Did expectations for Séduction prove too high? That’s the question being asked after the latest production from Swiss playwright Lukas Bärfuss and director Gian Manuel Rau has left some critics wanting more. The play explores a fascinating, if unsettling, premise: the human need to be deceived.
Bärfuss, known for challenging audiences with his thought-provoking work, drew inspiration from the case of Helg Sgarbi, a Swiss con man who swindled a billionaire heiress out of 7 million euros in 2007. The play asks whether we are all, on some level, susceptible to manipulation.
Ten years ago, Rau and Bärfuss collaborated on Le Voyage d’Alice en Suisse at the Théâtre du Grütli in Geneva, a production lauded for its nuanced exploration of a woman choosing to end her life in Switzerland. That earlier work opened a “night of existential debate,” according to one observer, and Rau’s direction was widely praised.
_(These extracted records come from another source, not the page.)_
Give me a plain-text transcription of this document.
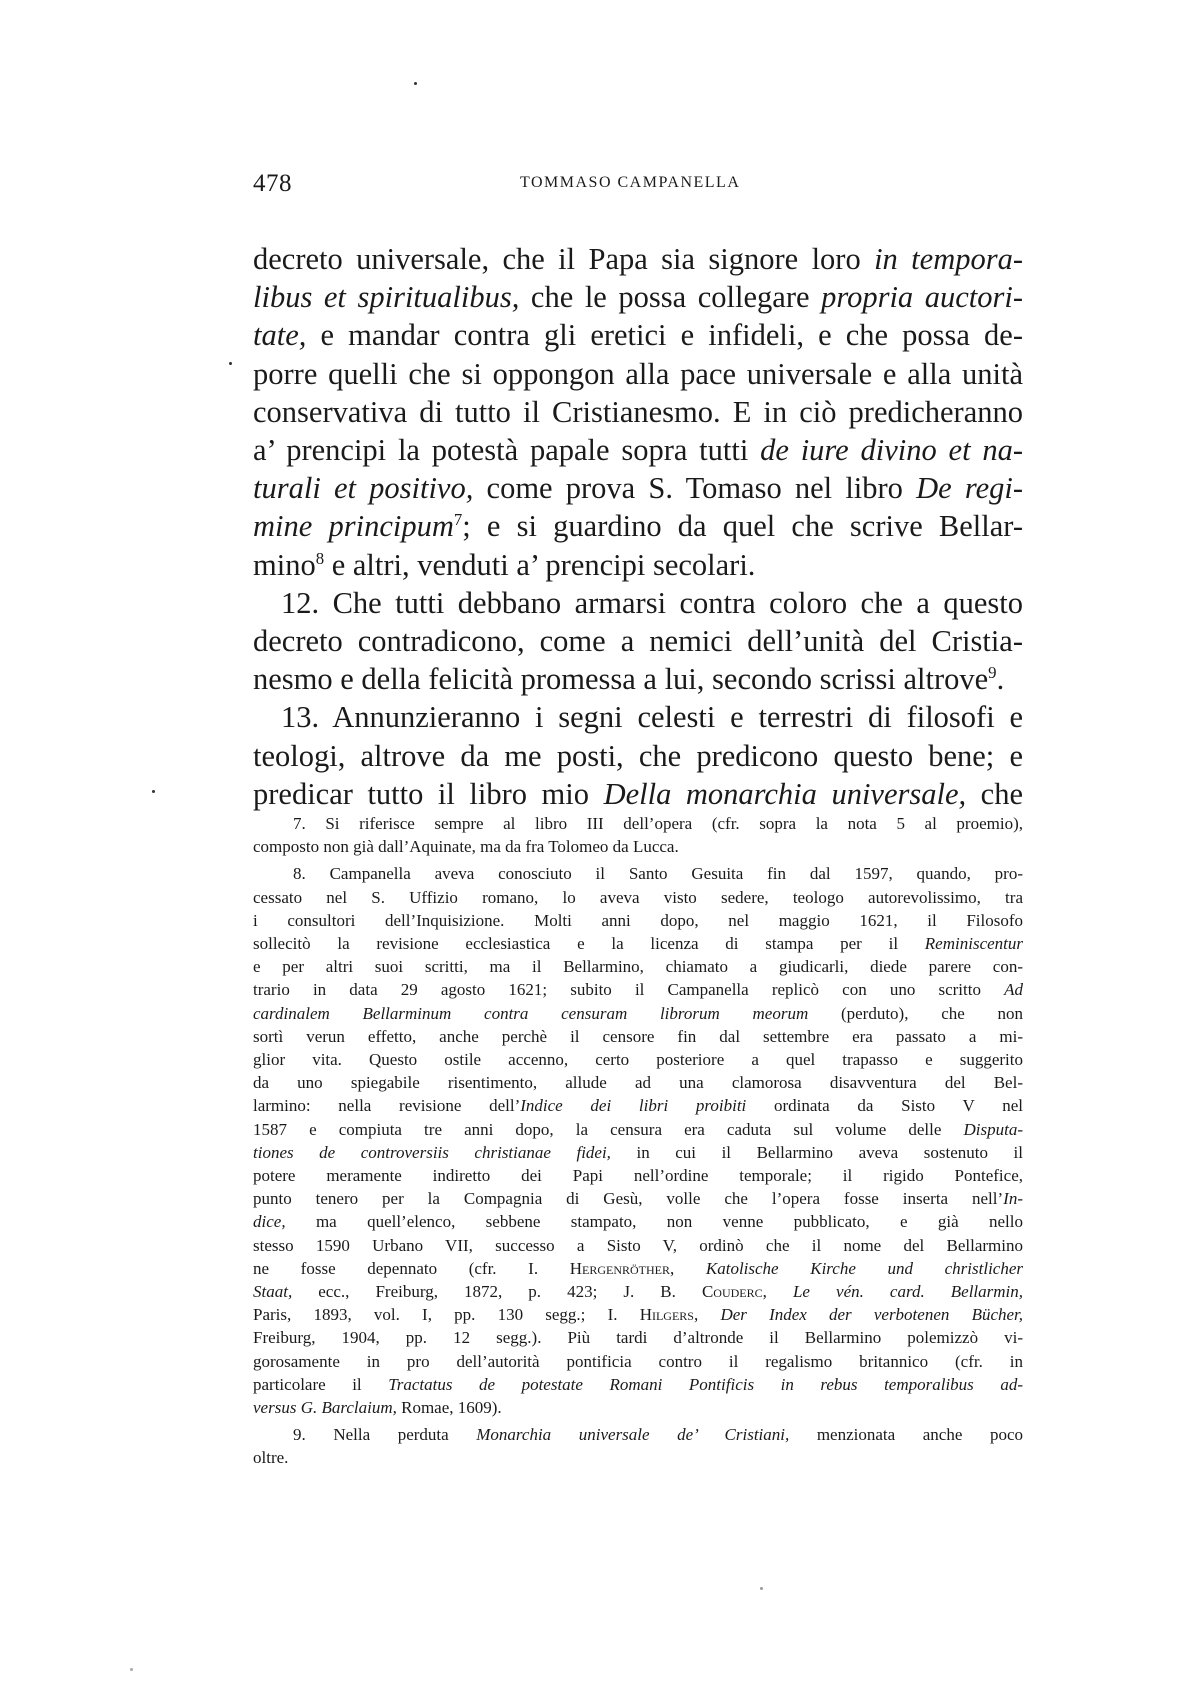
478	TOMMASO CAMPANELLA
decreto universale, che il Papa sia signore loro in tempora-
libus et spiritualibus, che le possa collegare propria auctori-
tate, e mandar contra gli eretici e infideli, e che possa de-
porre quelli che si oppongon alla pace universale e alla unità
conservativa di tutto il Cristianesmo. E in ciò predicheranno
a’ prencipi la potestà papale sopra tutti de iure divino et na-
turali et positivo, come prova S. Tomaso nel libro De regi-
mine principum$^7$; e si guardino da quel che scrive Bellar-
mino$^8$ e altri, venduti a’ prencipi secolari.
12. Che tutti debbano armarsi contra coloro che a questo
decreto contradicono, come a nemici dell’unità del Cristia-
nesmo e della felicità promessa a lui, secondo scrissi altrove$^9$.
13. Annunzieranno i segni celesti e terrestri di filosofi e
teologi, altrove da me posti, che predicono questo bene; e
predicar tutto il libro mio Della monarchia universale, che
7. Si riferisce sempre al libro III dell’opera (cfr. sopra la nota 5 al proemio),
composto non già dall’Aquinate, ma da fra Tolomeo da Lucca.
8. Campanella aveva conosciuto il Santo Gesuita fin dal 1597, quando, pro-
cessato nel S. Uffizio romano, lo aveva visto sedere, teologo autorevolissimo, tra
i consultori dell’Inquisizione. Molti anni dopo, nel maggio 1621, il Filosofo
sollecitò la revisione ecclesiastica e la licenza di stampa per il Reminiscentur
e per altri suoi scritti, ma il Bellarmino, chiamato a giudicarli, diede parere con-
trario in data 29 agosto 1621; subito il Campanella replicò con uno scritto Ad
cardinalem Bellarminum contra censuram librorum meorum (perduto), che non
sortì verun effetto, anche perchè il censore fin dal settembre era passato a mi-
glior vita. Questo ostile accenno, certo posteriore a quel trapasso e suggerito
da uno spiegabile risentimento, allude ad una clamorosa disavventura del Bel-
larmino: nella revisione dell’Indice dei libri proibiti ordinata da Sisto V nel
1587 e compiuta tre anni dopo, la censura era caduta sul volume delle Disputa-
tiones de controversiis christianae fidei, in cui il Bellarmino aveva sostenuto il
potere meramente indiretto dei Papi nell’ordine temporale; il rigido Pontefice,
punto tenero per la Compagnia di Gesù, volle che l’opera fosse inserta nell’In-
dice, ma quell’elenco, sebbene stampato, non venne pubblicato, e già nello
stesso 1590 Urbano VII, successo a Sisto V, ordinò che il nome del Bellarmino
ne fosse depennato (cfr. I. Hergenröther, Katolische Kirche und christlicher
Staat, ecc., Freiburg, 1872, p. 423; J. B. Couderc, Le vén. card. Bellarmin,
Paris, 1893, vol. I, pp. 130 segg.; I. Hilgers, Der Index der verbotenen Bücher,
Freiburg, 1904, pp. 12 segg.). Più tardi d’altronde il Bellarmino polemizzò vi-
gorosamente in pro dell’autorità pontificia contro il regalismo britannico (cfr. in
particolare il Tractatus de potestate Romani Pontificis in rebus temporalibus ad-
versus G. Barclaium, Romae, 1609).
9. Nella perduta Monarchia universale de’ Cristiani, menzionata anche poco
oltre.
However, Séduction, translated by Mathilde Sobottke, appears to be missing that same spark.
The production features Vincent Bonillo as Hauke Born, a prisoner incarcerated in Bavaria’s Landsberg prison – the same facility that once held Hitler in 1924 – alongside Alexandra Marcos as Tania, a psychologist, and Agathe Hauser as Sonja, believed to be Hauke’s daughter. While the actors are giving their all, the play hasn’t quite come together as hoped.